AIOVEL
Live dashboard
Home / Wiki / Earnings Calendar
Market Calendar

Earnings Calendar

Public companies report results four times a year, and those reports cluster into a handful of intense weeks each quarter when a huge share of the market's news flow — and volatility — gets compressed into a few days.

4 min read · Updated July 14, 2026

The rhythm of reporting season

Publicly traded U.S. companies report financial results quarterly, and by regulation must do so within a set window after each fiscal quarter ends. That creates a predictable rhythm: earnings season typically kicks off a couple of weeks after each quarter closes, led by the largest banks, then broadens over the following six to eight weeks as companies across every sector report in turn. An earnings calendar simply lists which companies are due to report on which dates, often flagging whether the report lands before the opening bell or after the closing bell.

Why certain weeks carry outsized weight

Not every day in earnings season carries equal weight. A handful of weeks concentrate reports from the largest companies by market capitalization — the ones whose earnings alone can move a broad index because of how heavily they are weighted within it. When several of those mega-cap companies report within the same 48 hours, the combined news flow can set the tone for the entire market's direction that week, independent of any macro data releases happening at the same time.

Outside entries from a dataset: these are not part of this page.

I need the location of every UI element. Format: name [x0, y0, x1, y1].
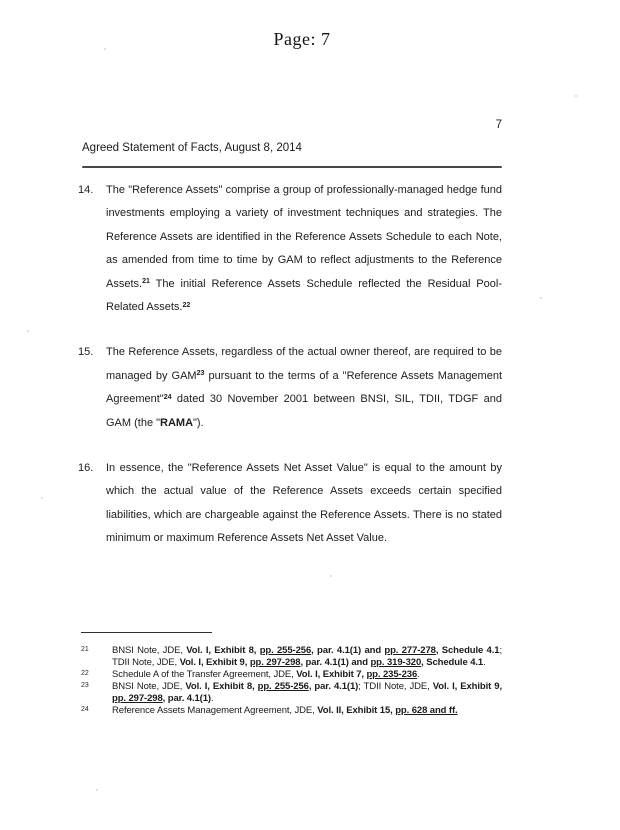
- footnote-21: 21 BNSI Note, JDE, Vol. I, Exhibit 8, pp…: [81, 645, 503, 669]
- footnote-number: 22: [81, 669, 112, 681]
- header-divider: [82, 166, 502, 168]
- footnote-text: BNSI Note, JDE, Vol. I, Exhibit 8, pp. 2…: [112, 645, 502, 669]
- footnotes-section: 21 BNSI Note, JDE, Vol. I, Exhibit 8, pp…: [81, 632, 503, 717]
- body-paragraph-14: 14. The "Reference Assets" comprise a gr…: [78, 179, 502, 319]
- document-title-header: Agreed Statement of Facts, August 8, 201…: [82, 142, 302, 154]
- print-header-page-label: Page: 7: [0, 29, 604, 50]
- footnote-text: Reference Assets Management Agreement, J…: [112, 705, 502, 717]
- footnote-divider: [81, 632, 212, 633]
- paragraph-number: 16.: [78, 457, 106, 551]
- paragraph-number: 15.: [78, 341, 106, 435]
- footnote-22: 22 Schedule A of the Transfer Agreement,…: [81, 669, 503, 681]
- scan-speck: [330, 575, 332, 577]
- footnote-text: Schedule A of the Transfer Agreement, JD…: [112, 669, 502, 681]
- paragraph-text: The "Reference Assets" comprise a group …: [106, 179, 502, 319]
- paragraph-text: In essence, the "Reference Assets Net As…: [106, 457, 502, 551]
- body-paragraph-15: 15. The Reference Assets, regardless of …: [78, 341, 502, 435]
- footnote-23: 23 BNSI Note, JDE, Vol. I, Exhibit 8, pp…: [81, 681, 503, 705]
- paragraph-text: The Reference Assets, regardless of the …: [106, 341, 502, 435]
- document-page: Page: 7 7 Agreed Statement of Facts, Aug…: [0, 0, 620, 830]
- scan-speck: [575, 95, 577, 97]
- scan-speck: [104, 48, 106, 50]
- document-body: 14. The "Reference Assets" comprise a gr…: [78, 179, 502, 573]
- footnote-number: 23: [81, 681, 112, 705]
- body-paragraph-16: 16. In essence, the "Reference Assets Ne…: [78, 457, 502, 551]
- footnote-text: BNSI Note, JDE, Vol. I, Exhibit 8, pp. 2…: [112, 681, 502, 705]
- footnote-number: 24: [81, 705, 112, 717]
- scan-speck: [540, 297, 542, 299]
- scan-speck: [96, 789, 98, 791]
- page-number: 7: [78, 119, 502, 131]
- paragraph-number: 14.: [78, 179, 106, 319]
- footnote-24: 24 Reference Assets Management Agreement…: [81, 705, 503, 717]
- footnote-number: 21: [81, 645, 112, 669]
- scan-speck: [41, 497, 43, 499]
- scan-speck: [27, 330, 29, 332]
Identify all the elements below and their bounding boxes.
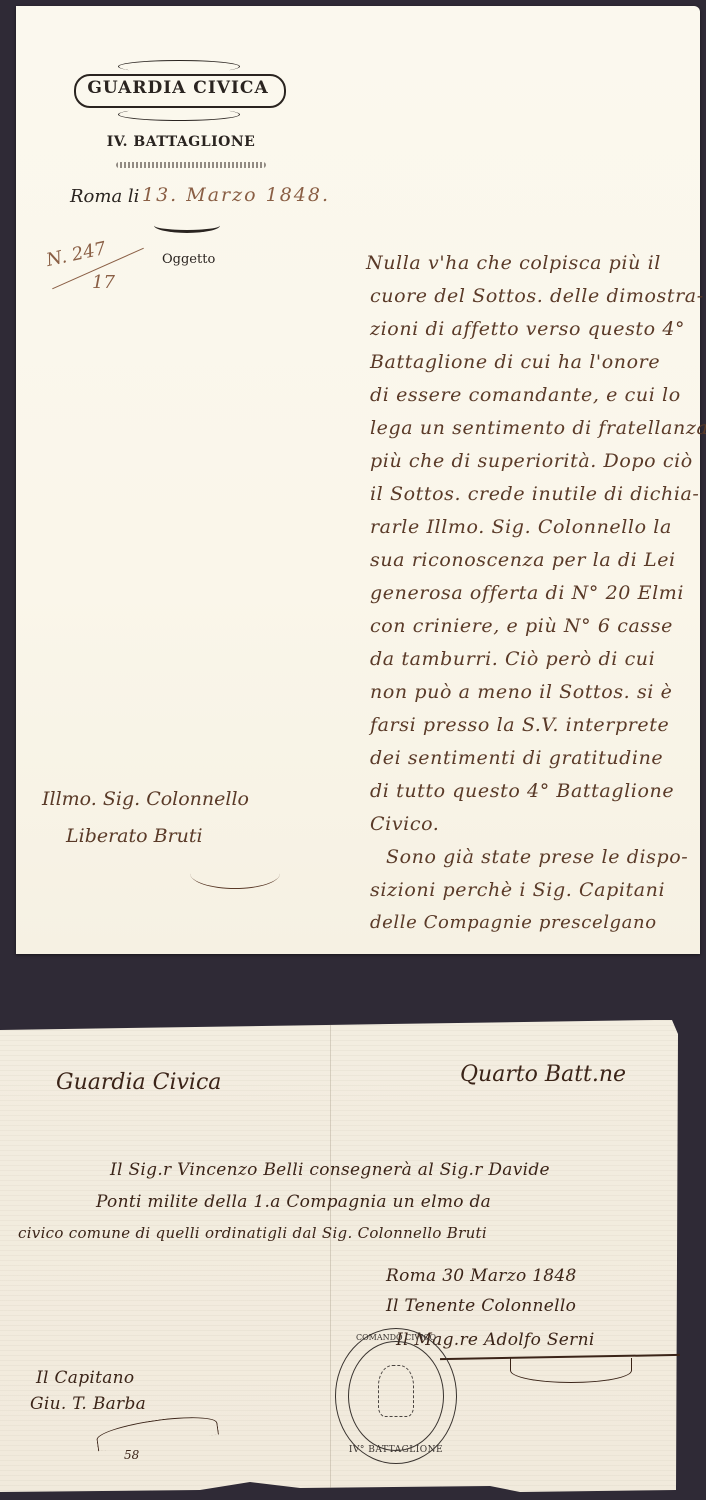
body-line: di tutto questo 4° Battaglione <box>370 780 674 802</box>
stamp-bottom-text: IV° BATTAGLIONE <box>336 1445 456 1455</box>
body-line: generosa offerta di N° 20 Elmi <box>370 582 684 604</box>
papal-keys-icon <box>378 1365 414 1417</box>
corps-title: GUARDIA CIVICA <box>60 78 296 98</box>
body-line: farsi presso la S.V. interprete <box>370 714 669 736</box>
addressee-name: Liberato Bruti <box>66 825 203 847</box>
body-line: di essere comandante, e cui lo <box>370 384 681 406</box>
receipt-header-left: Guardia Civica <box>56 1070 221 1095</box>
addressee-title: Illmo. Sig. Colonnello <box>42 788 249 810</box>
letter-date: 13. Marzo 1848. <box>142 184 330 206</box>
paper-fold <box>330 1020 331 1495</box>
receipt-header-right: Quarto Batt.ne <box>460 1062 626 1087</box>
body-line: da tamburri. Ciò però di cui <box>370 648 655 670</box>
battalion-stamp: COMANDO CIVICO IV° BATTAGLIONE <box>335 1328 457 1464</box>
body-line: il Sottos. crede inutile di dichia- <box>370 483 699 505</box>
subject-label: Oggetto <box>162 252 215 267</box>
body-line: con criniere, e più N° 6 casse <box>370 615 673 637</box>
stamp-top-text: COMANDO CIVICO <box>336 1333 456 1342</box>
signature-flourish <box>190 858 280 889</box>
letterhead-crest: GUARDIA CIVICA <box>60 58 296 124</box>
body-line: zioni di affetto verso questo 4° <box>370 318 685 340</box>
receipt-date: Roma 30 Marzo 1848 <box>386 1266 577 1286</box>
wavy-divider <box>116 162 266 168</box>
battalion-title: IV. BATTAGLIONE <box>16 134 346 150</box>
receipt-line: civico comune di quelli ordinatigli dal … <box>18 1224 487 1242</box>
body-line: Civico. <box>370 813 439 835</box>
captain-label: Il Capitano <box>36 1368 134 1388</box>
signature-flourish <box>510 1358 632 1383</box>
body-line: più che di superiorità. Dopo ciò <box>370 450 693 472</box>
body-line: non può a meno il Sottos. si è <box>370 681 672 703</box>
body-line: Nulla v'ha che colpisca più il <box>366 252 661 274</box>
captain-name: Giu. T. Barba <box>30 1394 146 1414</box>
body-line: sizioni perchè i Sig. Capitani <box>370 879 665 901</box>
protocol-number: N. 247 <box>44 238 107 271</box>
body-line: sua riconoscenza per la di Lei <box>370 549 676 571</box>
ornament-icon <box>154 218 220 233</box>
signer-title: Il Tenente Colonnello <box>386 1296 576 1316</box>
body-line: rarle Illmo. Sig. Colonnello la <box>370 516 672 538</box>
ornament-icon <box>118 60 240 73</box>
letter-page: GUARDIA CIVICA IV. BATTAGLIONE Roma li 1… <box>16 6 700 954</box>
body-line: Sono già state prese le dispo- <box>386 846 688 868</box>
ornament-icon <box>118 108 240 121</box>
body-line: lega un sentimento di fratellanza <box>370 417 706 439</box>
body-line: Battaglione di cui ha l'onore <box>370 351 660 373</box>
body-line: cuore del Sottos. delle dimostra- <box>370 285 704 307</box>
body-line: dei sentimenti di gratitudine <box>370 747 663 769</box>
receipt-line: Il Sig.r Vincenzo Belli consegnerà al Si… <box>110 1160 550 1180</box>
receipt-line: Ponti milite della 1.a Compagnia un elmo… <box>96 1192 491 1212</box>
place-prefix: Roma li <box>70 186 139 207</box>
body-line: delle Compagnie prescelgano <box>370 912 657 933</box>
protocol-sub-number: 17 <box>92 272 115 293</box>
note-number: 58 <box>124 1448 139 1462</box>
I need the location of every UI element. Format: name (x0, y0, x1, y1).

Sector-specific clustering matters too: a run of bank earnings early in the season offers an early read on credit conditions and loan demand, while a cluster of retail reports later in the cycle offers a read on consumer spending health. Traders watch these clusters not just for individual stock reactions but as a broader signal for the sector or the market as a whole.

What actually drives the stock reaction

The stock move around an earnings report rarely tracks the raw profit number alone. It depends on how results compare to analyst estimates, what management says about the quarters ahead in forward guidance, and how those two pieces fit against what was already priced into the stock beforehand. A company can report record revenue and still see its shares fall if guidance disappoints or if the market had priced in an even stronger result.

Track this week's earnings reactions in top stories on the dashboard →.

Quick answers

How often do companies report earnings?

Publicly traded U.S. companies report quarterly, four times a year, within a regulated window after each fiscal quarter closes.

Why do certain weeks matter more during earnings season?

Because the largest, most heavily weighted companies in major indexes often report within the same short window, so their combined results can set the tone for the whole market that week.

Does a strong earnings report guarantee a higher stock price?

No. The reaction depends on how results compare to what analysts and the market already expected, plus forward guidance — a strong quarter can still disappoint if it falls short of a higher bar.